BULAWAYO – Zanu PF surprisingly secured a Bulawayo council seat in Cowdray Park suburb in a by-election held on Saturday.

Kidwell Mujuru is the new councillor for Ward 28 after polling 1,899 votes out ahead of the MDC Alliance’s Nomagugu Mloyi who secured 1,229 votes, the Zimbabwe Electoral Commission announced on Sunday.

Collet Ndlovu, the official MDC Alliance candidate, was beaten into third with 221 votes.

The MDC Alliance fielded two candidates in the contest after Mloyi, who was defeated in a chaotic primary election, refused to withdraw her candidacy. The party was accused of imposing Ndlovu.

Some 18 candidates took part in the by-election held following the death of the MDC Alliance councillor, Hapson Nyasha Ncube, in December last year.

A total of 4,369 votes were cast, 18 of which were spoilt. Ncube won the ward with 8,514 votes in July last year, beating the Zanu PF candidate who polled 3,632 votes.

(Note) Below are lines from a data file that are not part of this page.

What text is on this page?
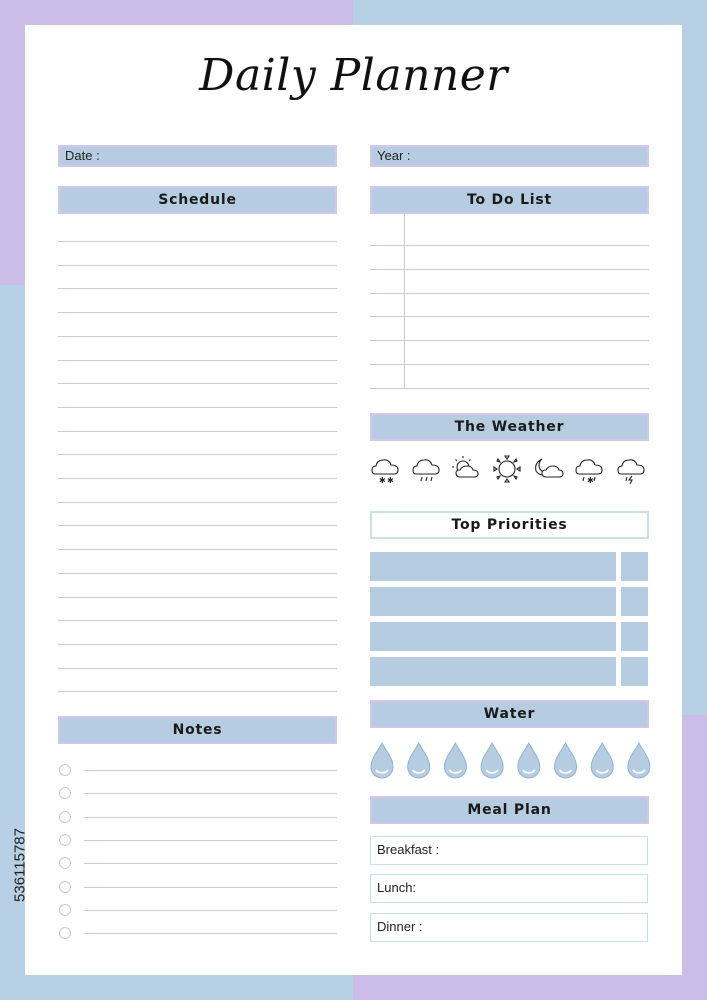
Daily Planner
Date :	Year :
Schedule	To Do List
The Weather
✱ ✱	✱
Top Priorities
Water
Meal Plan
Breakfast :
Lunch:
Dinner :
Notes
536115787
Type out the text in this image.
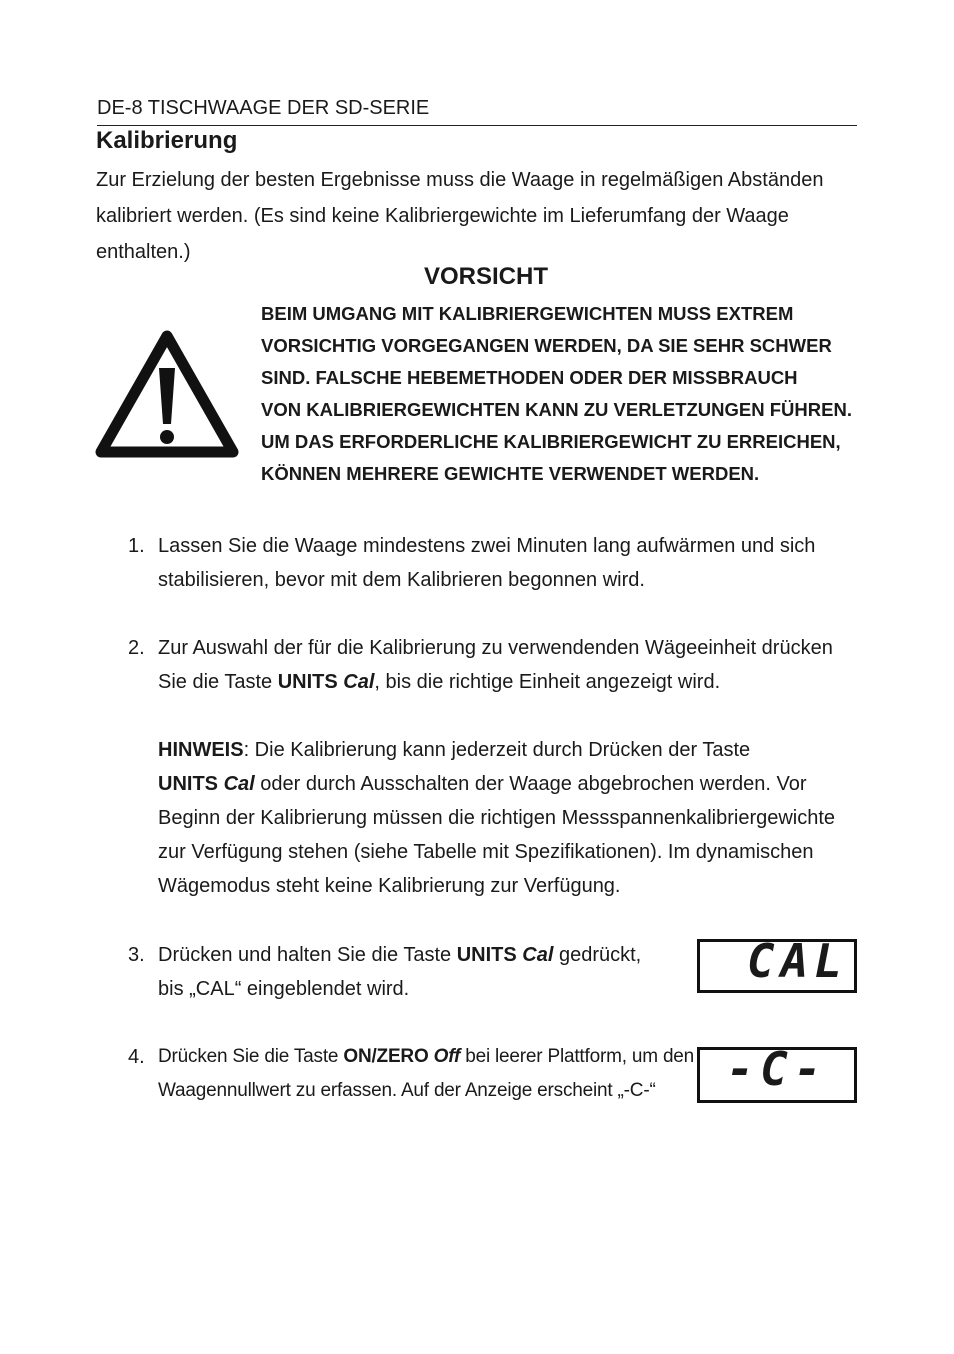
DE-8 TISCHWAAGE DER SD-SERIE
Kalibrierung
Zur Erzielung der besten Ergebnisse muss die Waage in regelmäßigen Abständen
kalibriert werden. (Es sind keine Kalibriergewichte im Lieferumfang der Waage
enthalten.)
VORSICHT
BEIM UMGANG MIT KALIBRIERGEWICHTEN MUSS EXTREM
VORSICHTIG VORGEGANGEN WERDEN, DA SIE SEHR SCHWER
SIND. FALSCHE HEBEMETHODEN ODER DER MISSBRAUCH
VON KALIBRIERGEWICHTEN KANN ZU VERLETZUNGEN FÜHREN.
UM DAS ERFORDERLICHE KALIBRIERGEWICHT ZU ERREICHEN,
KÖNNEN MEHRERE GEWICHTE VERWENDET WERDEN.
1. Lassen Sie die Waage mindestens zwei Minuten lang aufwärmen und sich
stabilisieren, bevor mit dem Kalibrieren begonnen wird.
2. Zur Auswahl der für die Kalibrierung zu verwendenden Wägeeinheit drücken
Sie die Taste UNITS Cal, bis die richtige Einheit angezeigt wird.
HINWEIS: Die Kalibrierung kann jederzeit durch Drücken der Taste
UNITS Cal oder durch Ausschalten der Waage abgebrochen werden. Vor
Beginn der Kalibrierung müssen die richtigen Messspannenkalibriergewichte
zur Verfügung stehen (siehe Tabelle mit Spezifikationen). Im dynamischen
Wägemodus steht keine Kalibrierung zur Verfügung.
3. Drücken und halten Sie die Taste UNITS Cal gedrückt,
bis „CAL“ eingeblendet wird.
CAL
4. Drücken Sie die Taste ON/ZERO Off bei leerer Plattform, um den
Waagennullwert zu erfassen. Auf der Anzeige erscheint „-C-“	-C-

Political scientist Professor Jonathan Moyo described the result as a “rude wake-up call” for the MDC leadership.

Bulawayo is the MDC’s fortress, but now Zanu PF has secured one of the 29 council seats in the city.

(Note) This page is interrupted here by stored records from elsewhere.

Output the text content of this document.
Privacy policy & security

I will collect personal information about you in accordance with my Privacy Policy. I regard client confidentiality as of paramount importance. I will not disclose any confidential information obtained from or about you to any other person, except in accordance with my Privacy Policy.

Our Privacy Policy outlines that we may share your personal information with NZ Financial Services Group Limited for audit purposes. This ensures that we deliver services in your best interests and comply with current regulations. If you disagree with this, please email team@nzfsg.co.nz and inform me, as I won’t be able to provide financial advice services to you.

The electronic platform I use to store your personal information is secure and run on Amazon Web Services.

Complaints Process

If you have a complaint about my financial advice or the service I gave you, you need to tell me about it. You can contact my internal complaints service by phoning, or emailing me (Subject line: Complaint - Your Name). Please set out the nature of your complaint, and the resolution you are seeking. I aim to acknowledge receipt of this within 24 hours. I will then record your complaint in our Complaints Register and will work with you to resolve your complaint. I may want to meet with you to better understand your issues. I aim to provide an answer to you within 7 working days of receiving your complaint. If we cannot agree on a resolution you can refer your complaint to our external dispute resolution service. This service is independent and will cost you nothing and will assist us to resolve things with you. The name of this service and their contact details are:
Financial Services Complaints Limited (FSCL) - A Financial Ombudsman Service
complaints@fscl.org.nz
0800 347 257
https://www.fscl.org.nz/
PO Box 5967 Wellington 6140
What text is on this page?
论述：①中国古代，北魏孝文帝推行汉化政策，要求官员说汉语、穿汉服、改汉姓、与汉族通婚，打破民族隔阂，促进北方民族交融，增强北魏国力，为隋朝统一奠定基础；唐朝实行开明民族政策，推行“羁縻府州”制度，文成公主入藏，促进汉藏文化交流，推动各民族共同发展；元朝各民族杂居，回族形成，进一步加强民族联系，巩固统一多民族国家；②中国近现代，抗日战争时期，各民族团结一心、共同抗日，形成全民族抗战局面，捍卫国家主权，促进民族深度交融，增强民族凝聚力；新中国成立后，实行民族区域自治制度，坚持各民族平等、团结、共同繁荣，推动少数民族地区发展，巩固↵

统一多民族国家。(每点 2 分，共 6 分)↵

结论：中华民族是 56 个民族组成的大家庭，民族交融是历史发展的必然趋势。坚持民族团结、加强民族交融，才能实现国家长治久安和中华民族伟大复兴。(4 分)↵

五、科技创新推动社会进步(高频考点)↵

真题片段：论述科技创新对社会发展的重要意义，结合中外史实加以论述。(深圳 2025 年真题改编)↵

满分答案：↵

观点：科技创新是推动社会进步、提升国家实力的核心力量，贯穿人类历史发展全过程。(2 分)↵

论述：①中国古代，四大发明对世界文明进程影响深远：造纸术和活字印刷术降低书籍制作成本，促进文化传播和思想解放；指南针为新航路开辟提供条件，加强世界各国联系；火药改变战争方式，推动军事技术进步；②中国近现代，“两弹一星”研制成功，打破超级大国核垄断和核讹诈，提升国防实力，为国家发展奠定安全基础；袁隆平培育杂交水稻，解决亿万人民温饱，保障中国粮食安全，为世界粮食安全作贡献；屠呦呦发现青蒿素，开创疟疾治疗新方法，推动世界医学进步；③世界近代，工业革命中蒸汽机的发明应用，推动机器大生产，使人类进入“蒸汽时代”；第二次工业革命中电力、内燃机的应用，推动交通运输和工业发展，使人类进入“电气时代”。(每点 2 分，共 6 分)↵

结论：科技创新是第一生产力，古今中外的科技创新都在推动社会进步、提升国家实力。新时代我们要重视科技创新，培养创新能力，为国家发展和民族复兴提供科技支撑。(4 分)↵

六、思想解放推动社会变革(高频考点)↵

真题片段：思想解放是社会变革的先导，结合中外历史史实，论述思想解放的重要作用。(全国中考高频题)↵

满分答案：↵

Kholwani Nyathi, editor of The Standard newspaper, however said the by-election result offered a false reading of the MDC Alliance’s strength in Bulawayo.

“Zanu PF has always won by-elections in Bulawayo largely due to voter apathy,” Nyathi said, citing four parliamentary seats Zanu PF won in 2015 in a by-election before the MDC snatched them back in last year’s elections.

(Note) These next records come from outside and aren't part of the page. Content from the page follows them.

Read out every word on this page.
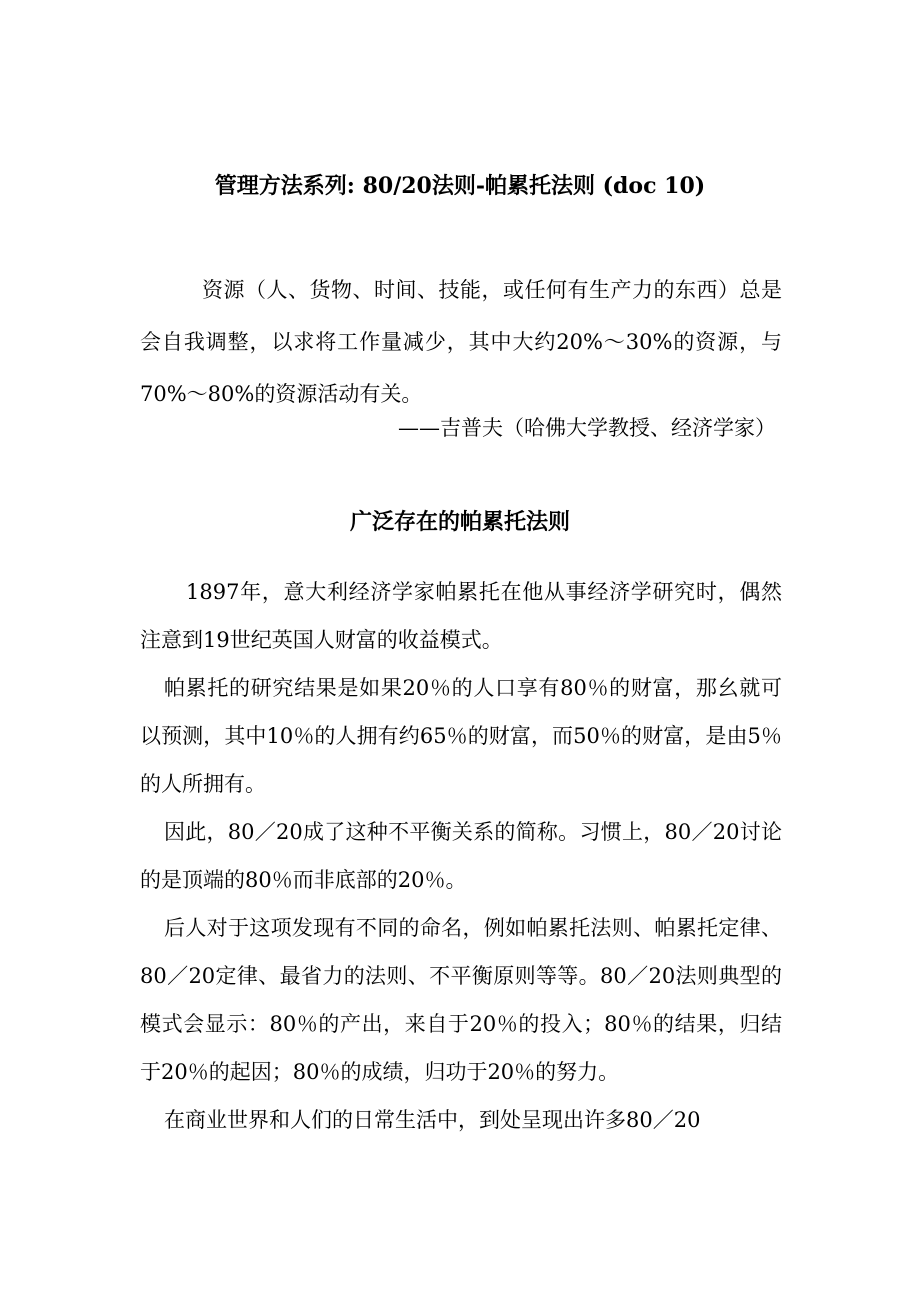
管理方法系列: 80/20法则-帕累托法则 (doc 10)
资源（人、货物、时间、技能，或任何有生产力的东西）总是会自我调整，以求将工作量减少，其中大约20%～30%的资源，与70%～80%的资源活动有关。
——吉普夫（哈佛大学教授、经济学家）
广泛存在的帕累托法则

1897年，意大利经济学家帕累托在他从事经济学研究时，偶然注意到19世纪英国人财富的收益模式。

帕累托的研究结果是如果20％的人口享有80％的财富，那幺就可以预测，其中10％的人拥有约65％的财富，而50％的财富，是由5％的人所拥有。

因此，80／20成了这种不平衡关系的简称。习惯上，80／20讨论的是顶端的80％而非底部的20％。

后人对于这项发现有不同的命名，例如帕累托法则、帕累托定律、80／20定律、最省力的法则、不平衡原则等等。80／20法则典型的模式会显示：80％的产出，来自于20％的投入；80％的结果，归结于20％的起因；80％的成绩，归功于20％的努力。

在商业世界和人们的日常生活中，到处呈现出许多80／20
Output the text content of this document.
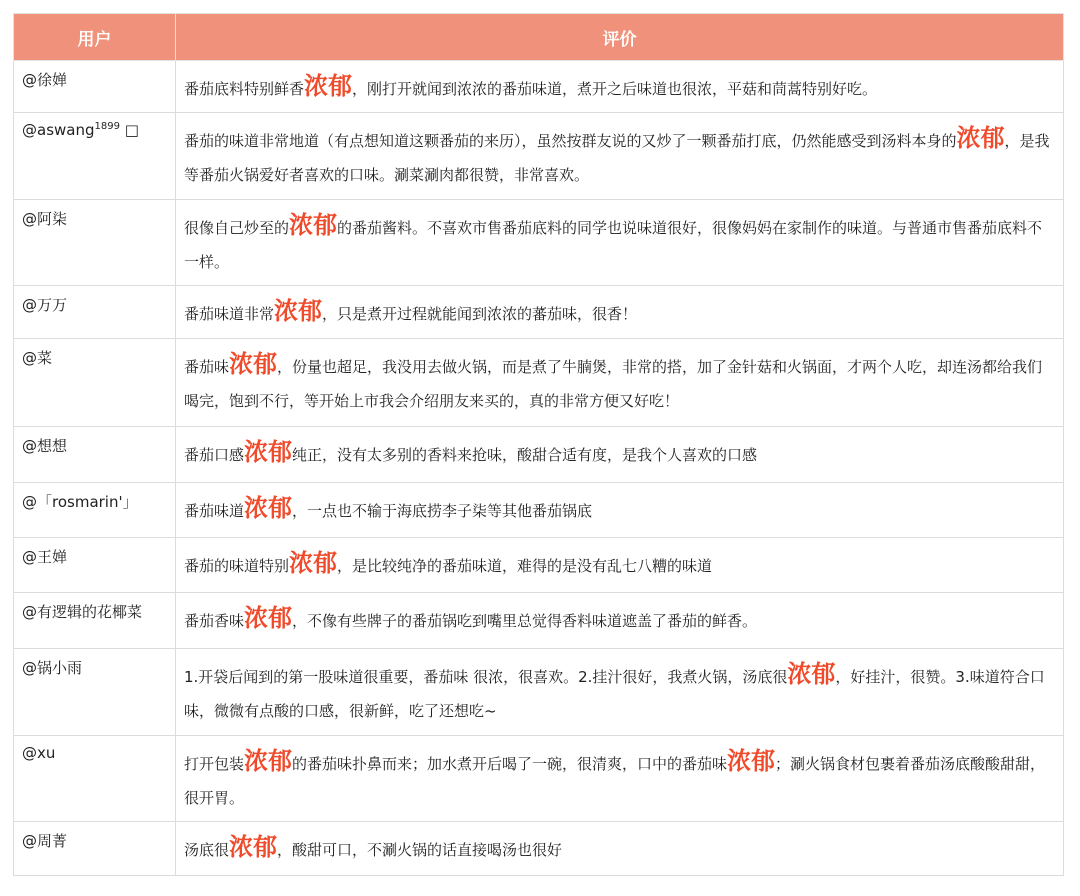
用户	评价
@徐婵	番茄底料特别鲜香浓郁，刚打开就闻到浓浓的番茄味道，煮开之后味道也很浓，平菇和茼蒿特别好吃。
@aswang$^{1899}$ □	番茄的味道非常地道（有点想知道这颗番茄的来历），虽然按群友说的又炒了一颗番茄打底，仍然能感受到汤料本身的浓郁，是我等番茄火锅爱好者喜欢的口味。涮菜涮肉都很赞，非常喜欢。
@阿柒	很像自己炒至的浓郁的番茄酱料。不喜欢市售番茄底料的同学也说味道很好，很像妈妈在家制作的味道。与普通市售番茄底料不一样。
@万万	番茄味道非常浓郁，只是煮开过程就能闻到浓浓的蕃茄味，很香！
@菜	番茄味浓郁，份量也超足，我没用去做火锅，而是煮了牛腩煲，非常的搭，加了金针菇和火锅面，才两个人吃，却连汤都给我们喝完，饱到不行，等开始上市我会介绍朋友来买的，真的非常方便又好吃！
@想想	番茄口感浓郁纯正，没有太多别的香料来抢味，酸甜合适有度，是我个人喜欢的口感
@「rosmarin'」	番茄味道浓郁，一点也不输于海底捞李子柒等其他番茄锅底
@王婵	番茄的味道特别浓郁，是比较纯净的番茄味道，难得的是没有乱七八糟的味道
@有逻辑的花椰菜	番茄香味浓郁，不像有些牌子的番茄锅吃到嘴里总觉得香料味道遮盖了番茄的鲜香。
@锅小雨	1.开袋后闻到的第一股味道很重要，番茄味 很浓，很喜欢。2.挂汁很好，我煮火锅，汤底很浓郁，好挂汁，很赞。3.味道符合口味，微微有点酸的口感，很新鲜，吃了还想吃~
@xu	打开包装浓郁的番茄味扑鼻而来；加水煮开后喝了一碗，很清爽，口中的番茄味浓郁；涮火锅食材包裹着番茄汤底酸酸甜甜，很开胃。
@周菁	汤底很浓郁，酸甜可口，不涮火锅的话直接喝汤也很好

“Zanu PF has never retained the wards or seats during general elections. Besides the obvious confusion in the MDC-A, it will be naive to read this as a sign of resurgent Zanu popularity.”

Zenzele Ndebele, a Bulawayo-based journalist, noted that “the majority of the people who voted in the Ward 28 by-election did not vote for Zanu PF” after combining the votes of all the other 17 candidates.

Senior MDC official and former Bulawayo South MP David Coltart said: “There are some serious lessons the MDC needs to learn from this. Zanu PF will always mobilise their core support and rigidly impose one candidate. Once again, we are back to minority rule in this ward in which the overwhelming majority detest Zanu PF.”

Zanu PF went all out to win the by-election, sending Vice President Kembo Mohadi to campaign for Mujuru, a popular local businessman from the neighbouring suburb of Luveve. People who attended Mohadi’s rally were given maize in what the opposition said was vote buying.